The canopy under which Jewish couples stand when they are married is called a chuppah. The chuppah represents the new home a couple establishes through their marriage. It also represents the sheltering presence of God and the wish for God's blessing over the couple. A chuppah can be as simple as a tallit (prayer shawl) attached to four poles supported by members of the wedding party or a large piece of decorative fabric attached to four stationary poles. Some wedding venues have structures that can serve as a chuppah and be decorated by a florist. The openness and temporal nature of the chuppah remind us that couples need to feel free to openly express their feelings to each other, and that new marriages require the support of friends and family.

Answer By: 
Rabbi Daniel B. Syme

In a celebrated Talmudic dispute, two great Jewish teachers, Hillel and Shammai, argued whether we should begin by lighting eight candles and gradually decrease to one (Shammai), or begin with one candle and add an additional one each night, thus continuously increasing the light and joy of the holiday (Hillel). The majority ruled with Hillel. Thus, on the first night of Hanukkah, we recite or chant the blessings and light one candle with the shamash, two on the second night, and so on. Customarily, the candles are placed in the menorah from right to left but lit from left to right.

Answer By: 
Rabbi Victor Appell
Quinoa during the Jewish Holiday of Passover or Pesach

Once again, the debate over quinoa, the darling of health-conscious Jews, has risen to the top of our "Is it kosher for Passover?" list of questions.

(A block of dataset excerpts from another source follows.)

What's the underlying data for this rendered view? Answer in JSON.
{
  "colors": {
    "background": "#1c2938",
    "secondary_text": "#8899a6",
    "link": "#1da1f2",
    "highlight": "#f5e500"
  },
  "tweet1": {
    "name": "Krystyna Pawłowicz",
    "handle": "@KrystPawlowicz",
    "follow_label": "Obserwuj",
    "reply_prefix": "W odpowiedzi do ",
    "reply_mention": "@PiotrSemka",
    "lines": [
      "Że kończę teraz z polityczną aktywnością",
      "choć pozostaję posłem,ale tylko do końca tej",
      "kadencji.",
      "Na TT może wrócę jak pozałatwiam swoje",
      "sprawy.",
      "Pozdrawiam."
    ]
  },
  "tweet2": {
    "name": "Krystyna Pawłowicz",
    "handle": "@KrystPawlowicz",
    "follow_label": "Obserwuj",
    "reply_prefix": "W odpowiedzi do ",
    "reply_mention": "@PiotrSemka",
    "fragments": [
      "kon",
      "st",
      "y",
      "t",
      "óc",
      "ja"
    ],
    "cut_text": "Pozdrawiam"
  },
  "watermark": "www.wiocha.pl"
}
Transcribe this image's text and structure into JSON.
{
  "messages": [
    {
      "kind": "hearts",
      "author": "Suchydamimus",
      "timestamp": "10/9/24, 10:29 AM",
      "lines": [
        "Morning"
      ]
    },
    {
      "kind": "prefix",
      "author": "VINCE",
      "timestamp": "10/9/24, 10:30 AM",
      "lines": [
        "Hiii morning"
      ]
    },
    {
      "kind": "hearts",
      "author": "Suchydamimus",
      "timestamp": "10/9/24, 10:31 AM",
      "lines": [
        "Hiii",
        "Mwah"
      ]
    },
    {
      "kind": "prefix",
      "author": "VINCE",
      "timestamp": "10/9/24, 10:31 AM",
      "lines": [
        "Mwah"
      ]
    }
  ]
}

Just Google this question, and you will see that everyone is talking about quinoa!

Quinoa, a grain-like crop grown in South America, is not one of the grains considered chametz (wheat, barley, rye, oats, spelt, or their derivatives). Some medieval Ashkenazi rabbis ruled that kitniyot (legumes) could not be eaten during Passover because they could be confused with chametz products. Some authorities consider quinoa to be kitniyot, while others do not.

But there's more. In order for quinoa to be Kosher for Passover, it seems to hinge on how the quinoa is grown. Some authorities have expressed concern because quinoa is processed in factories along with grains that are not kosher for Passover. In addition, kashrut authorities have learned that some farmers use barley or oats as a protective covering over their quinoa crops to prevent birds from eating it. According to an article in the New York Times, the debate is not likely to be resolved until one of the major kashrut certification companies can send a rabbi to the mountain region of Bolivia to inspect some of these factories.

So what is a Reform Jew to do? If you are going to eat quinoa this Passover, make sure the package says it is Kosher for Passover; there are several brands available. And though Gourmet Magazine is no longer published, be sure to check their online archive to some great quinoa recipes.